Simplification - la bataille autour d’'omnibus' s’annonce rude

Les contours de la proposition de texte 'omnibus' pour simplifier certaines législations européennes, qui doit être publiée mercredi 26 février, se précise, mais le mystère perdure sur certains détails. En attendant le verdict, les groupes politiques expriment leurs priorités et leurs craintes et les désaccords demeurent importants. Le S&D, les Verts/ALE et La Gauche craignent une dérégulation, alors que le PPE voit d’un bon œil les annonces de la Commission.

La réduction de la charge administrative, en particulier pour les petites entreprises, est chère au groupe de centre droit. Les membres du PPE accueillent donc favorablement les futurs amendements aux directives CSDDD et CSRD, au règlement sur la taxonomie européenne et à celui sur le mécanisme d’ajustement carbone aux frontières (CBAM).

« Nous aurions aimé repousser l’application des directives CSRD et CSDDD de deux ans, mais cela ne sera peut-être pas le cas dans la proposition de la Commission », a indiqué Peter Liese (PPE, allemand) à Agence Europe.

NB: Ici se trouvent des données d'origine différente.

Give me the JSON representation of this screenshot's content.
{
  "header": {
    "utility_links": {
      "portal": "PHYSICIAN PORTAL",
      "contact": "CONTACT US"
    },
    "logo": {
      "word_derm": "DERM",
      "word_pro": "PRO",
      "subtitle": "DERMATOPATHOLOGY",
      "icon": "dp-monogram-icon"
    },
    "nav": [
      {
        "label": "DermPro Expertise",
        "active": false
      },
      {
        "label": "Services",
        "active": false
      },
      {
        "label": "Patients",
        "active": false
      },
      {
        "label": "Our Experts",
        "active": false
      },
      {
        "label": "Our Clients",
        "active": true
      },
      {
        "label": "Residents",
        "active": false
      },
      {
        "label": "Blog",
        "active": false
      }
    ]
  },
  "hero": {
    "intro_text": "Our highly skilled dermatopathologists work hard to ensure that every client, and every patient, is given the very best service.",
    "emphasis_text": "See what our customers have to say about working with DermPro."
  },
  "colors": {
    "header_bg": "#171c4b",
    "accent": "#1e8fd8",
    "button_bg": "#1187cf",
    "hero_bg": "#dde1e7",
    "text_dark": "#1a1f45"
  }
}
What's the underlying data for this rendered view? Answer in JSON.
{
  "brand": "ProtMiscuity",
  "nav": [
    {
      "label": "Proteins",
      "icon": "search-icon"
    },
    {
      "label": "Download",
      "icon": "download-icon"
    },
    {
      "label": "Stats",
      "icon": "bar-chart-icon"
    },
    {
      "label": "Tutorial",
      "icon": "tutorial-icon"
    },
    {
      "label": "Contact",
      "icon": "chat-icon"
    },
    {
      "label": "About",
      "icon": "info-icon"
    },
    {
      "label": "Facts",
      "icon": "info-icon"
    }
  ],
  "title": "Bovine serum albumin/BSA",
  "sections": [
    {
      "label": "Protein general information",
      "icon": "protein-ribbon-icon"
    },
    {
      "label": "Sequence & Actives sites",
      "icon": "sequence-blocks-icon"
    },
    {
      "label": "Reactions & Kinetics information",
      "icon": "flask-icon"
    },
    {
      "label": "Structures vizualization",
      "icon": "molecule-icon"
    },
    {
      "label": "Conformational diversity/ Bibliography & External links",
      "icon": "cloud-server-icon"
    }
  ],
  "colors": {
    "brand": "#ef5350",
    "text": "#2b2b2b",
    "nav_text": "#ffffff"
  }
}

Un doute persiste encore sur l’étendue des modifications qui seront proposées le 26 février. Concernant les obligations de déclaration des entreprises, la Commission devrait accéder aux demandes des parties prenantes de réduire le volume de données à déclarer dans le cadre de la directive CSRD, sans certitudes sur le détail des données.

Selon Peter Liese, la Commission prévoit également de créer un outil de simplification pour les petites entreprises qui doivent fournir un certain nombre d’informations à leurs clients. Certaines grandes sociétés dans l'UE remplissent leurs obligations de déclaration en imposant simplement des obligations importantes à leurs fournisseurs de plus petite taille, d'après le député, qui estime que cela ne peut plus durer.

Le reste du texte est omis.